The project last year received a funding boost of $23,500 from The Coca-Cola Foundation through its partnership with Landcare Australia.  The funding has gone towards research and collaboration with horticulturists, water management consultants, government and industry partners.  An independent local agronomist undertook research and benchmarking on current and best practices.

A knowledge sharing forum held last month in Fairbrossen Estate in Carmel presented the findings and other information to almost 80 attendees, including local grape growers, nursery managers and local government officers.

Marcel Veens, renowned agronomist and horticultural adviser, spoke to the attendees about optimising water use and adapting to a drying climate.  Also speaking was groundwater expert, Martin Guimelli, who shared his knowledge on locating additional on-farm water resources.  Other topics discussed on the day were climate and water availability trends in the region and benchmarking results of current fertiliser and irrigation management practices.

Attendees were presented with a comprehensive information pack which included the independent research findings as well as resources from the other speakers.  The project has allowed a large number of local producers to access invaluable information from relevant experts that will help them adapt their practices in response to some of the challenges they are facing.

Attendees at the recent knowledge sharing forum.

Keith Pekin from Perth NRM is optimistic that the project will benefit the industry.

“Feedback from participants before and after the event has been really positive.  Ongoing access to water is a real concern for them and any support that can enable them to utilise this resource as sustainably as possible is really appreciated,” he said.

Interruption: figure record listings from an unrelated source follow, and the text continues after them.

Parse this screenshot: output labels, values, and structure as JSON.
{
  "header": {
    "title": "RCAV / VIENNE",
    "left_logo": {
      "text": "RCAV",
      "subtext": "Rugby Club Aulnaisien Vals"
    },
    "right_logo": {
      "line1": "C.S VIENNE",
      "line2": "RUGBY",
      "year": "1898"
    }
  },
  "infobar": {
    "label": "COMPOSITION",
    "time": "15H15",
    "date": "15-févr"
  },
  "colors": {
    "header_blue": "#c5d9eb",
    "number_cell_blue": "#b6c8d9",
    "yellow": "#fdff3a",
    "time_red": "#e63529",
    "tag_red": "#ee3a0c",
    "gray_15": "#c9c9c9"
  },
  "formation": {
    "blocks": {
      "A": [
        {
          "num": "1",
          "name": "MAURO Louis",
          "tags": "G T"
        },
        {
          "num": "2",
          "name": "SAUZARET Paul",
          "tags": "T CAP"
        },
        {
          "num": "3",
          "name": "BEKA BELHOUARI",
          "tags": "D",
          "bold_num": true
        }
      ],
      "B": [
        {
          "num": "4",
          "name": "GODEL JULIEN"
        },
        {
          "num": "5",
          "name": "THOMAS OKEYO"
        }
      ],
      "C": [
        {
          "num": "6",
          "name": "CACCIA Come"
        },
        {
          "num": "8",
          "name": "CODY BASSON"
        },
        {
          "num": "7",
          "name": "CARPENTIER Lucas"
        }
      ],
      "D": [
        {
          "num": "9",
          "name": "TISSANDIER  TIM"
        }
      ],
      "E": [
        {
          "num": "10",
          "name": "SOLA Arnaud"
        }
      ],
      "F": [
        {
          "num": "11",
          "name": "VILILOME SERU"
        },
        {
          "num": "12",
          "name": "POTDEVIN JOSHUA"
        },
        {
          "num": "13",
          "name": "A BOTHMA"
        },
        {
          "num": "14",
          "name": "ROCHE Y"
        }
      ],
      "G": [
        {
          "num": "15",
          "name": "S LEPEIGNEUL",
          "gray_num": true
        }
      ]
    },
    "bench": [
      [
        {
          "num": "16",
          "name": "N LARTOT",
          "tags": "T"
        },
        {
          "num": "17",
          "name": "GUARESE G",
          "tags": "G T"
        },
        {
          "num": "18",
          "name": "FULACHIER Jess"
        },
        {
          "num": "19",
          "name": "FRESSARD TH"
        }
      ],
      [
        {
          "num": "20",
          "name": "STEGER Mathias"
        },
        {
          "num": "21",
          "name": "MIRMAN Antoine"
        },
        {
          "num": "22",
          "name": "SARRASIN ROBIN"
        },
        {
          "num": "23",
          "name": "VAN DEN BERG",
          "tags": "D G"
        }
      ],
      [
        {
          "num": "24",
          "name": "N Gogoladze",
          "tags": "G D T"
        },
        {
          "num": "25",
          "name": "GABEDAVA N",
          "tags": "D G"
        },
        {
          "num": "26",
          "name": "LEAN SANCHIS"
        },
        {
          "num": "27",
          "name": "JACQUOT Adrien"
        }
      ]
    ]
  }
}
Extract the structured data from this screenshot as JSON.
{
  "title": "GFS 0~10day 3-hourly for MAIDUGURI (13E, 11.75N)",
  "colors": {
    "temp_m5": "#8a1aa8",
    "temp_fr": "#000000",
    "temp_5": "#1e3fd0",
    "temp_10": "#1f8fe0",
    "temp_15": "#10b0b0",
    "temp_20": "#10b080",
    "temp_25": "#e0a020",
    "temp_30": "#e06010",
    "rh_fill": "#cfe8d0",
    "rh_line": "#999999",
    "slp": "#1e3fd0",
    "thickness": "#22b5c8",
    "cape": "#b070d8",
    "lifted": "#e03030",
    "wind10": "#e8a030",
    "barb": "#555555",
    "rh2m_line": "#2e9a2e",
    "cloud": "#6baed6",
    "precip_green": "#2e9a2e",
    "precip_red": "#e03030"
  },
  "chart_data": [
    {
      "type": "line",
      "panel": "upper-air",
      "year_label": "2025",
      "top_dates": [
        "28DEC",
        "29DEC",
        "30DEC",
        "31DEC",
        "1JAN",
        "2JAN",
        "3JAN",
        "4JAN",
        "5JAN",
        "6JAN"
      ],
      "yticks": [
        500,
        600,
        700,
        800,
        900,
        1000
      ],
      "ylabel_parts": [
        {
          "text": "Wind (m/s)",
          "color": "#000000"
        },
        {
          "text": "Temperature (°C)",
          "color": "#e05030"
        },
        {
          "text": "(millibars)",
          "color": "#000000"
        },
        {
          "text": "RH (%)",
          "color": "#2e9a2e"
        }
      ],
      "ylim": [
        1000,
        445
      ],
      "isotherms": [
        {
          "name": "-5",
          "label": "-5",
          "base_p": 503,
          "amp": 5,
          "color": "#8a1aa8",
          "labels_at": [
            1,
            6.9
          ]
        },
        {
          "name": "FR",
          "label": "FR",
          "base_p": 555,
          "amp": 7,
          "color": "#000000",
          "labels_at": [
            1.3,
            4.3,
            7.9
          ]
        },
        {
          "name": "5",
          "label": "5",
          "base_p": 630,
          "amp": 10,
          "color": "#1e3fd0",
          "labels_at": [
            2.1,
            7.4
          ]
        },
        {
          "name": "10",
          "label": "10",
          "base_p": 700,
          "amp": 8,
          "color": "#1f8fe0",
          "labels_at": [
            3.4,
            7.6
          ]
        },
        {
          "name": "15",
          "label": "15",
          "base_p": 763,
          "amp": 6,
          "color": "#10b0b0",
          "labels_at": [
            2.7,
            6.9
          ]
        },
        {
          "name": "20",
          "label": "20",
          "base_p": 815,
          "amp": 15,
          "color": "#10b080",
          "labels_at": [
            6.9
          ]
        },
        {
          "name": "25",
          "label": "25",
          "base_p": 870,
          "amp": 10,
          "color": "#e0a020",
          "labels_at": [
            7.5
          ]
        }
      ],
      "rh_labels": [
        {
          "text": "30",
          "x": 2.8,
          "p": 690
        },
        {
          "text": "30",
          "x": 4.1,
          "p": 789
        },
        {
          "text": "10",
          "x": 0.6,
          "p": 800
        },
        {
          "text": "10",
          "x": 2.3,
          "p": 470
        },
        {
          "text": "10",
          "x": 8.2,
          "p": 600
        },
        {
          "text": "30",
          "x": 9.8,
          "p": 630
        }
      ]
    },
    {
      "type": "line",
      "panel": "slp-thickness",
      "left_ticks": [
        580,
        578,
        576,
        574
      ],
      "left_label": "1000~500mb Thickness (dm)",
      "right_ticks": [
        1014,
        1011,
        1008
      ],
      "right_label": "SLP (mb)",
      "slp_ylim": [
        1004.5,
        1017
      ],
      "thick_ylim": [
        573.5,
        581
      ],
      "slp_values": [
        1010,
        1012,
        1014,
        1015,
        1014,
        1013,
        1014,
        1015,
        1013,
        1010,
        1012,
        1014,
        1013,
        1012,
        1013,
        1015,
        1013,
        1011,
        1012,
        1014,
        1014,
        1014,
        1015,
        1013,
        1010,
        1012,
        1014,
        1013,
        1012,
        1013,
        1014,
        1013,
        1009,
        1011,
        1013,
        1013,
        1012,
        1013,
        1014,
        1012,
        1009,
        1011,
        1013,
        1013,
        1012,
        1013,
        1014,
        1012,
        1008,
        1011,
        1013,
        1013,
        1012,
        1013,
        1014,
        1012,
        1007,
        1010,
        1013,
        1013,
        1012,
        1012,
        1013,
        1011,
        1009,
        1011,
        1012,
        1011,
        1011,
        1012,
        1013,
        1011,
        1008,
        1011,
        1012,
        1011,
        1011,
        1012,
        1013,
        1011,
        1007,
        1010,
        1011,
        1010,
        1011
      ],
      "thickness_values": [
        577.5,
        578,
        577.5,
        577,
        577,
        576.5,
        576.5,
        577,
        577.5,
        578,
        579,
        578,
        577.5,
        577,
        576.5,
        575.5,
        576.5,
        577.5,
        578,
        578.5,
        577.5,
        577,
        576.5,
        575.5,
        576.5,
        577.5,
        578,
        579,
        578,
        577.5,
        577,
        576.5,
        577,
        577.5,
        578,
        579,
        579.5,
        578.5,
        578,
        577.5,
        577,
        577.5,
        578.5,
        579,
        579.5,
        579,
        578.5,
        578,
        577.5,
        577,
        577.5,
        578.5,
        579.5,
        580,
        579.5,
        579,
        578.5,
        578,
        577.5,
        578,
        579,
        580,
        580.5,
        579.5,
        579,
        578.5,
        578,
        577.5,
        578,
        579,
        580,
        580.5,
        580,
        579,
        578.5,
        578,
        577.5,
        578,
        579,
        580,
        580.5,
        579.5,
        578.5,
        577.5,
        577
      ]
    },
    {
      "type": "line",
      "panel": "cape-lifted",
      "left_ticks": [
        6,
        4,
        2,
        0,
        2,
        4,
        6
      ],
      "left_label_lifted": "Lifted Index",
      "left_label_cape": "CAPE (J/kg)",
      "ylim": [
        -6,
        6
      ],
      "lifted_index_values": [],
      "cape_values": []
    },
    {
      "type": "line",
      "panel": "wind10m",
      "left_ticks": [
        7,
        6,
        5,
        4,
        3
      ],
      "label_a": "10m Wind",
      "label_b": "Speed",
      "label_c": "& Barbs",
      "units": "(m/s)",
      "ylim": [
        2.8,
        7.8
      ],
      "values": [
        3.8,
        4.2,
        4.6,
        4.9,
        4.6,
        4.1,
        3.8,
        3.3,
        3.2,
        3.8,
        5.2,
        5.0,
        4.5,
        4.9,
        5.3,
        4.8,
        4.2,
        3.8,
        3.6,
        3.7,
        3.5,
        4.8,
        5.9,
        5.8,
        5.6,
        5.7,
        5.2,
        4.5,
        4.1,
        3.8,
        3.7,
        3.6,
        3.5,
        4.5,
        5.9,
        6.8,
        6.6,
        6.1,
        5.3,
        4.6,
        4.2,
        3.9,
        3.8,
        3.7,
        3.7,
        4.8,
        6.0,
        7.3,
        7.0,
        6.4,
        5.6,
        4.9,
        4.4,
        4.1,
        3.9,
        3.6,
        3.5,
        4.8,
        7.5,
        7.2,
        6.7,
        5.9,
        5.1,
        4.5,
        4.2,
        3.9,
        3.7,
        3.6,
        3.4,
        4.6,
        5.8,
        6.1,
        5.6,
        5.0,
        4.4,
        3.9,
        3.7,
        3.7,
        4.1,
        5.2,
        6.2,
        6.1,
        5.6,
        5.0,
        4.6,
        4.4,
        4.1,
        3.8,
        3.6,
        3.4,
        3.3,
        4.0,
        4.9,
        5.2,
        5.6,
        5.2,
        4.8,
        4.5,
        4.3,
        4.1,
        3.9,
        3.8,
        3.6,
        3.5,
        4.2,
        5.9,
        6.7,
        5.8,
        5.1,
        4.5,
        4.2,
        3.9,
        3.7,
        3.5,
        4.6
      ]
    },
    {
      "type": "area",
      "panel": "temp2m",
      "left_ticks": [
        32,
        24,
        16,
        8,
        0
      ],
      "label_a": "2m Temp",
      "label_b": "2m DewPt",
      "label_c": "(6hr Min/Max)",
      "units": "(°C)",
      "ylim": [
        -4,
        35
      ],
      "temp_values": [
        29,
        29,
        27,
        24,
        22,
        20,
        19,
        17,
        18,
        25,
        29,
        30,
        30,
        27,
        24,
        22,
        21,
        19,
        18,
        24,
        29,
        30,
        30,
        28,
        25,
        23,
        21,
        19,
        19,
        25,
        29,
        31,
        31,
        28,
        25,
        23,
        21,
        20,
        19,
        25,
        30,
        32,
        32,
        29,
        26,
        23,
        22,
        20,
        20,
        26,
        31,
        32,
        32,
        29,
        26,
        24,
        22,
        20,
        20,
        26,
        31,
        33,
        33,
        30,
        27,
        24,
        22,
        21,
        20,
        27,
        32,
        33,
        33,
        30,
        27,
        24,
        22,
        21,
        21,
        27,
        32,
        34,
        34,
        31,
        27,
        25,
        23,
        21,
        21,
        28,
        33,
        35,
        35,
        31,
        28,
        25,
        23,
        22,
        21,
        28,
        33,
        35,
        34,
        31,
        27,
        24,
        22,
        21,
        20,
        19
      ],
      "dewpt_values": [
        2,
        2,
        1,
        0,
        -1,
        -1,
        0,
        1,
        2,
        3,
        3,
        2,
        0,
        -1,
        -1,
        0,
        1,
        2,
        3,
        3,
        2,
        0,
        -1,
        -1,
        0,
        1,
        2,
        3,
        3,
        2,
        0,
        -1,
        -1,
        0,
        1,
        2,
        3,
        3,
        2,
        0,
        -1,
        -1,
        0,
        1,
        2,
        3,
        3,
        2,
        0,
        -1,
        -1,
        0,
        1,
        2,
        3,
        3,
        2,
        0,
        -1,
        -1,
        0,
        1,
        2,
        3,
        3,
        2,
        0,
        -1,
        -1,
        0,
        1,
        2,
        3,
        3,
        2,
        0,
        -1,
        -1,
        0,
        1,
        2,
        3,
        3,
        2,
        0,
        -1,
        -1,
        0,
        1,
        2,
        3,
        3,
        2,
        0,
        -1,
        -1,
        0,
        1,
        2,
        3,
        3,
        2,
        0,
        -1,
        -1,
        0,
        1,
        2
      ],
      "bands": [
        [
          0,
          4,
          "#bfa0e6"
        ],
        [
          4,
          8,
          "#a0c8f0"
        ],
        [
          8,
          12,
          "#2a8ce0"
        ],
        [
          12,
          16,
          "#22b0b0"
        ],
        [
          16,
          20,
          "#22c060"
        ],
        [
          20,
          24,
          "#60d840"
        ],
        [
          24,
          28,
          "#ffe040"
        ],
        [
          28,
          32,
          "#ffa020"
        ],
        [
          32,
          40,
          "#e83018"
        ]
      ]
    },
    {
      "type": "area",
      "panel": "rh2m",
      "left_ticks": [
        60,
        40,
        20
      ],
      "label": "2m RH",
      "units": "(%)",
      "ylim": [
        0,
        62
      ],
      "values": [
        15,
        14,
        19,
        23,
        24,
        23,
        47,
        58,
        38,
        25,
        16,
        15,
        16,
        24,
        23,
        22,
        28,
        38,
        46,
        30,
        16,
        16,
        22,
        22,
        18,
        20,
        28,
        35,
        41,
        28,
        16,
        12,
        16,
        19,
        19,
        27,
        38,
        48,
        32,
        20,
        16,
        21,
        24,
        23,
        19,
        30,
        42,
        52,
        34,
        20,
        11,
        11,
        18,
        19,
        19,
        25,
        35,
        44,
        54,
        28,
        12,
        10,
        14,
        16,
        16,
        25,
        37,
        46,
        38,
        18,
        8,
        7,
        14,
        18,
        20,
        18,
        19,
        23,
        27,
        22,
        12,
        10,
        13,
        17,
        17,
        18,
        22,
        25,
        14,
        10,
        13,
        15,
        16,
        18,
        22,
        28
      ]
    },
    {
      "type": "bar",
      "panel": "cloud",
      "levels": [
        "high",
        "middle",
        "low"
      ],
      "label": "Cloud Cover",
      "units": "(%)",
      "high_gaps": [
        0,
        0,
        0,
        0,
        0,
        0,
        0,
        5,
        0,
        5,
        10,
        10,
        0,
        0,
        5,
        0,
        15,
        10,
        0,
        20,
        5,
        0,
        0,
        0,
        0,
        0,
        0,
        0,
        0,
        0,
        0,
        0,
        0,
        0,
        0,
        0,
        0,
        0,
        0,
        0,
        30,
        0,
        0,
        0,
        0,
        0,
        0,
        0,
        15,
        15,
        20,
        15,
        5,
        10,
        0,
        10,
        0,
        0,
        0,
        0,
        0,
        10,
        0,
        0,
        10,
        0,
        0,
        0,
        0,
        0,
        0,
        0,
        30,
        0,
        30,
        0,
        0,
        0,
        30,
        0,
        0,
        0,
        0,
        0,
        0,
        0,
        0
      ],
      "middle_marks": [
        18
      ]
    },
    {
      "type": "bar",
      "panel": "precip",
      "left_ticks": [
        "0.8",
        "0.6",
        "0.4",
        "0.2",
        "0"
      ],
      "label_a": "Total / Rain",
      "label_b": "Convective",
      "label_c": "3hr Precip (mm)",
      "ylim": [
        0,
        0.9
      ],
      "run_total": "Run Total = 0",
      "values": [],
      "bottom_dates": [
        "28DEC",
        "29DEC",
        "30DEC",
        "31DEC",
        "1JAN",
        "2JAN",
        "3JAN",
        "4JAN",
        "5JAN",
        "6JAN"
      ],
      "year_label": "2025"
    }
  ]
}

This project is one of six funded last year by The Coca-Cola Foundation through its 10 year partnership with Landcare Australia.  One hundred thousand went to the projects, which focused on helping improve water quality, habitat connectivity, community engagement and education. Collectively, Coca-Cola has contributed close to $800,000 towards Landcare community projects, since 2006.

Last year, as part of its 2020 sustainability commitments, The Coca-Cola Company achieved its goal to return every drop of water used back to nature, four years early. Coca-Cola continues its efforts globally to support local environmental projects across the globe.